PS...Jackie, if you are reading this, you knew I'd get to these kinds of thoughts someday, didn't you?

3 comments:

shaina said...

i am completely fascinated and intrigued by the idea of unschooling. back when chris and i were thinking of having children i did a lot of research on it and believe that it is definitely how i would approach things. i'd be interested to see how it influences your life with your children. thanks for sharing these stories and resources.

Lainie Liberti said...

Thank you so much for featuring us on your blog post! We are honored. My son and I also research the history and culture of the places we visit and share the info on our podcasts, along with an interview either my son Miro conducts or I do. Thanks to the internet, we have a traveling library with us at all times!

Again, thank you for the feature and I look forward to creating community with you and your readers as well.

Love & light,
Lainie
http://www.raisingmiro.com

ssamee said...

The test of Life does not appear on paper nor does it have anything to do with filling in the correct answer on a bubble sheet. These standardized formulas are simply a series of 'hoops' which have been culturally designed to measure how sufficiently One has been conditioned into and within various knowledge forms.

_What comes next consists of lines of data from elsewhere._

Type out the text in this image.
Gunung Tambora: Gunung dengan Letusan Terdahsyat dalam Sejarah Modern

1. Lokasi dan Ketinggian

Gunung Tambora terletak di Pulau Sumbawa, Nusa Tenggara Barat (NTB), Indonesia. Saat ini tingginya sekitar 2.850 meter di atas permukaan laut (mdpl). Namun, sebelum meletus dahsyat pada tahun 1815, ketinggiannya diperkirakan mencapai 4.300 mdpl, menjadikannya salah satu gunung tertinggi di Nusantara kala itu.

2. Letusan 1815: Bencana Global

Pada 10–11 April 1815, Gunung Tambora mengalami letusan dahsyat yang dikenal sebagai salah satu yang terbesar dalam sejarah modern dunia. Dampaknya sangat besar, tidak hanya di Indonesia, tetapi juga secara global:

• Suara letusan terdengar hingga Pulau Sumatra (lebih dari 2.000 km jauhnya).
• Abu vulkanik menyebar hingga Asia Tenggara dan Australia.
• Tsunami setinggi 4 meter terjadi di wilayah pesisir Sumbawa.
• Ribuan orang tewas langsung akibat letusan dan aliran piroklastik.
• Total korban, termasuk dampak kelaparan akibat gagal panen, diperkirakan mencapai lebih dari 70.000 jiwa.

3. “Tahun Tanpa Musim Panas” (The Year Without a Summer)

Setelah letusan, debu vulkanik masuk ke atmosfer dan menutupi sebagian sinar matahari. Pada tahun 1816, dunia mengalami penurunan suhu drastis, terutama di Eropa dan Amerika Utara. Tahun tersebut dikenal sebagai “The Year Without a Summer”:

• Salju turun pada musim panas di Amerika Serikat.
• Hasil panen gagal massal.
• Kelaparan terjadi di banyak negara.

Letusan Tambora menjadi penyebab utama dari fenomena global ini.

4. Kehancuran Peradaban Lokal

The so-called educational experts apparently can no longer see--and I mean truly see-beyond the compulsory measures they have establish to serve as witness to their idea of what it means to be educated. Unfortunately these 'experts' cannot seem to make the distinction between what it means to be highly conditioned into a closed set of ideas and what it means to be highly educated into an open set of ideas.

Yes, it may be well and good to teach children the collective means by which a certain group perceives the definitive ends of an expressed cultural reality, but to truly achieve a holistic measuring of such an Understanding suggests an interrelation amongst the various people and not simply a relationship with standardized information about various people.

People can think they know a 'this' or a 'that'. But thinking you know is still thinking. Knowing--actual knowing--demands much more than passing another paper-driven informational test.

Bravo to Lainie and Miro for taking on the challenge of meeting Life on its actual, unschooled--hence unformed terms. May their experiences bring new form and expression to what it truly means to be educated!